A partir de aquí todo
se salió de quicio y se precipitó. En pocos días Jesús había muerto. Nos
quedamos consternados. No acabamos de entender qué había ocurrido y no habíamos
tenido tiempo de asimilar lo allí sucedido. Estamos encerrados en la casa en la
que días atrás habíamos cenado todos juntos. Teníamos miedo. Jesús no estaba
con nosotros y pensábamos que ahora vendrían a por nosotros. Además, algunos habían
empezado a irse y la casa empezaba a quedarse grande. ¡Estábamos tan
desorientados! ¿Qué se suponía que debíamos hacer? Nos reconcomía las entrañas
el sentimiento de no haber hecho nada, aunque ¿qué hubiésemos podido hacer?
Habíamos dejado que lo crucificaran y no habíamos movido un dedo. ¡Qué perdidos estábamos!
Al tercer día de su
muerte, algunas mujeres entraron en casa contando historias sobre Jesús.
También dos de los que habían dejado la casa regresaron de Emaús diciendo que
le habían visto en el camino. Seguíamos en la casa desconcertados más si cabe,
cuando Tomás tomó la palabra. Mientras hablaba la puerta se abrió y… y… y allí
estaba, era Él? Todos guardamos silencio, Tomás también. No sé cuánto tiempo estuvimos
en silencio, pero sé que fue mucho. Al final, muchos nos acercamos con cuidado,
le abrazábamos y entre sollozos, reíamos y llorábamos, y llorábamos y reíamos,
y… Él con sus gestos delicados y sus palabras tranquilas iba llenando de amor
nuestros corazones, como en otras ocasiones. No hubo ninguna mala palabra
contra nosotros ni contra sus captores. Como días atrás nuestras vidas se
llenaron de paz.
Nos dijo que
estuviésemos tranquilos, que no había nada que perdonar, que para que alguien
perdone, debe haber un ego herido; sólo el ego herido, la falsa creencia de que
uno es la personalidad, ese es quien puede perdonar, después de haber odiado, o
resentido, se pasa a un nivel de cierto avance, con una trampa incluida, que es
la necesidad de sentirse espiritualmente superior, a aquel que en su bajeza
mental nos hirió.

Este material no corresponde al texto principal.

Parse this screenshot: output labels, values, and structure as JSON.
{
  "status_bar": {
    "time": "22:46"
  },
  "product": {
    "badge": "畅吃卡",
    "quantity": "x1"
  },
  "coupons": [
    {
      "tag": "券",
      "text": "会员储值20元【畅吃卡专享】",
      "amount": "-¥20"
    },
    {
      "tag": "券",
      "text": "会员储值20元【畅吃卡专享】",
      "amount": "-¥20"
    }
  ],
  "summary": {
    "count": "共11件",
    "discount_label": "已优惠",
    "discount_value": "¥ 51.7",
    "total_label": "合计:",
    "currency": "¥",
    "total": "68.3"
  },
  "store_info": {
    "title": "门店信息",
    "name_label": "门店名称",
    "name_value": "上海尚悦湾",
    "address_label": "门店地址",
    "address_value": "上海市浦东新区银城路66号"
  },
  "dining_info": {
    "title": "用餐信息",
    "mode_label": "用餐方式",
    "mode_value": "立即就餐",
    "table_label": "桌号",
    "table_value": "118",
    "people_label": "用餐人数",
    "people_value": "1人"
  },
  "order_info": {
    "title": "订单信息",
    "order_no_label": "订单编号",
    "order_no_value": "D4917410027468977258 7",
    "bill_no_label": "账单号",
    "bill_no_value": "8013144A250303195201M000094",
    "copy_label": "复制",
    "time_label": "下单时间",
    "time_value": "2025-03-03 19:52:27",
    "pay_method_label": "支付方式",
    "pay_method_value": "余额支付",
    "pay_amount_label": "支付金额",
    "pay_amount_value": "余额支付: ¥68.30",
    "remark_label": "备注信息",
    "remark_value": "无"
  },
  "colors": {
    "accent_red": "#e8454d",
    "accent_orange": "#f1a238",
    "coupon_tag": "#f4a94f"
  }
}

Solo alguien que
sigue viendo la dualidad, y se considera a sí mismo muy sabio, perdona, a aquel
ignorante que le causó una herida. Y también nos dijo: “Escuchad mis
palabras: Os veo a todos como un alma afín, no me siento superior, no siento
que me hayáis herido, sólo tengo amor en mi corazón por todos vosotros; no
puedo perdonaros, porque sólo os amo. Quien ama, ya no
necesita perdonar. Id y haced todo con amor”.
Entonces, Él se
desapareció.
Habían pasado ya tres
años de esto y aquí estábamos en la misma casa que nos vio vivir todos aquellos
acontecimientos en Jerusalén. Habíamos venido a la capital a celebrar la Pascua
y… Jesús seguía aquí con todos nosotros.